A deputada Débora Menezes (PL) disse na Assembleia que o esquecimento da BR-319 é de mais de 40 anos e dividiu a culpa com “ministros do governo Lula, com os governos de Eduardo Braga e Omar Aziz, que hoje retornam ao poder. As mesmas figuras, que nada fizeram”. Mas, de forma conveniente, não cita os 4 anos do governo Jair Messias Bolsonaro (PL) de quem é defensora, nem a promessa em 2019 do então vice-presidente da República, General Hamilton Mourão, de asfaltamento da BR-319.
“Se esse trio não resolver o problema da BR-319, eu vou dizer algo que gente fala muito no Exército, eu vou comer minha boina, viu. (…) Esse trio tem que resolver o problema da BR-319, e com ela, a Hidrovia do Madeira. Então, com isso, nós vamos integrar o Estado”, afirmou Mourão. Ele se referia ao ministro de Infraestrutura, Tarcísio Gomes de Freitas; ao secretário nacional de Transportes, general Jamil Megid Junior; e ao diretor do Dnit, general Antônio Leite dos Santos Filho.
Também da tropa de Bolsonaro, Péricles Nascimento (PL) foi outro que criticou Marina, “por sempre atrapalhar a pavimentação da BR-319”. “Se o presidente Lula é a favor da BR-319, quer dizer que a ministra Marina está mandando mais que o presidente? Se todos querem e ela não, porque não sai esse asfaltamento?”, provocou.
Outro tratamento
A defesa ‘intransigente’ de deputados pelo asfaltamento da BR-319 destoa de outros episódios que também envolvem a rodovia. Em outro assunto que diz respeito à BR-319, a queda de duas pontes por falta de manutenção, os deputados adotaram outra forma de tratamento. A primeira, no Rio Curuçá, caiu em 28 de setembro de 2022 e causou a morte de cinco pessoas, além de 14 feridos. Neste domingo (8) completa um ano da queda da ponte do Rio Autaz Mirim, que não teve vítima fatal.

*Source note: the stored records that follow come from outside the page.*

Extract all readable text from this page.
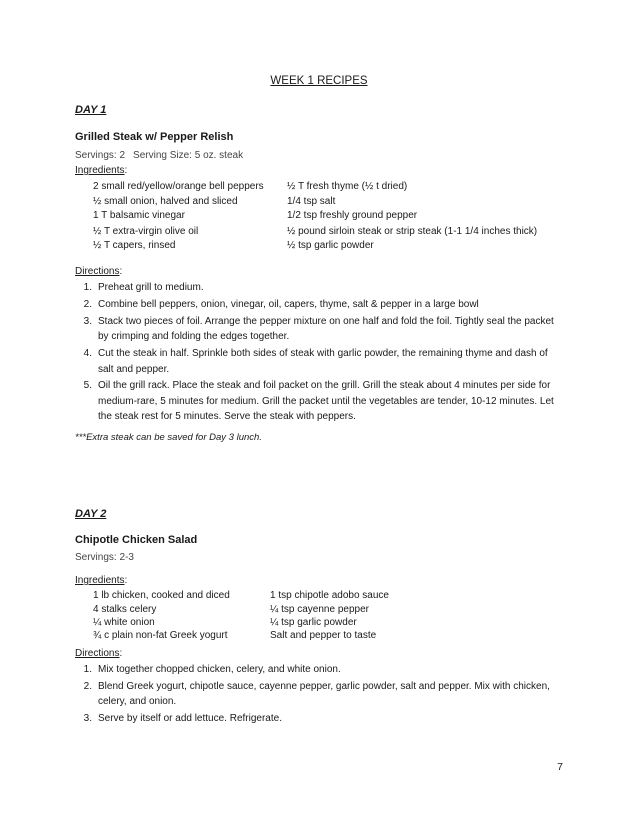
WEEK 1 RECIPES
DAY 1
Grilled Steak w/ Pepper Relish
Servings: 2 Serving Size: 5 oz. steak
Ingredients:
2 small red/yellow/orange bell peppers
½ small onion, halved and sliced
1 T balsamic vinegar
½ T extra-virgin olive oil
½ T capers, rinsed
½ T fresh thyme (½ t dried)
1/4 tsp salt
1/2 tsp freshly ground pepper
½ pound sirloin steak or strip steak (1-1 1/4 inches thick)
½ tsp garlic powder
Directions:
1. Preheat grill to medium.
2. Combine bell peppers, onion, vinegar, oil, capers, thyme, salt & pepper in a large bowl
3. Stack two pieces of foil. Arrange the pepper mixture on one half and fold the foil. Tightly seal the packet by crimping and folding the edges together.
4. Cut the steak in half. Sprinkle both sides of steak with garlic powder, the remaining thyme and dash of salt and pepper.
5. Oil the grill rack. Place the steak and foil packet on the grill. Grill the steak about 4 minutes per side for medium-rare, 5 minutes for medium. Grill the packet until the vegetables are tender, 10-12 minutes. Let the steak rest for 5 minutes. Serve the steak with peppers.
***Extra steak can be saved for Day 3 lunch.
DAY 2
Chipotle Chicken Salad
Servings: 2-3
Ingredients:
1 lb chicken, cooked and diced
4 stalks celery
¼ white onion
¾ c plain non-fat Greek yogurt
1 tsp chipotle adobo sauce
¼ tsp cayenne pepper
¼ tsp garlic powder
Salt and pepper to taste
Directions:
1. Mix together chopped chicken, celery, and white onion.
2. Blend Greek yogurt, chipotle sauce, cayenne pepper, garlic powder, salt and pepper. Mix with chicken, celery, and onion.
3. Serve by itself or add lettuce. Refrigerate.
7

Apesar de o Dnit (Departamento Nacional de Infraestrutura de Transportes) no Amazonas, órgão responsável pela manutenção e recuperação das pontes, ser vizinho à sede da Assembleia, na Avenida Mário Ypiranga Monteiro, o superintendente Luciano Moreira de Sousa Filho só compareceu à ALE em 13 de junho deste ano em audiência pública para afirmar que “até o fim do ano, a BR-319 vai receber pontes temporárias onde as duas estruturas caíram”.
Nenhum deputado ou deputada teve a ideia de atravessar a rua e colocar o dedo no rosto do superintendente, que adiou sua ida à sede da Assembleia em diversas ocasiões.
O ex-prefeito de Manaus e ex-deputado federal e senador pelo Amazonas, Alfredo Nascimento (PL), foi ministro dos Transportes em três períodos, entre 2004 e 2011, e nunca conseguiu viabilizar a pavimentação da BR-319.
Também ex-prefeito de Manaus, ex-deputado federal e ex-senador, Arthur Virgílio Neto (sem partido) foi ministro-chefe da Secretaria Geral da Presidência na gestão Fernando Henrique Cardoso, líder do governo no Senado, e gozou de prestígio no Palácio do Planalto por oito anos, e não conseguiu usar seu prestígio para liberar a pavimentação da rodovia.
Rede em defesa
A Rede Sustentabilidade, partido de Marina Silva, emitiu nota sobre essa “diferença de tratamento”. O texto é de responsabilidade do diretório estadual do Amazonas.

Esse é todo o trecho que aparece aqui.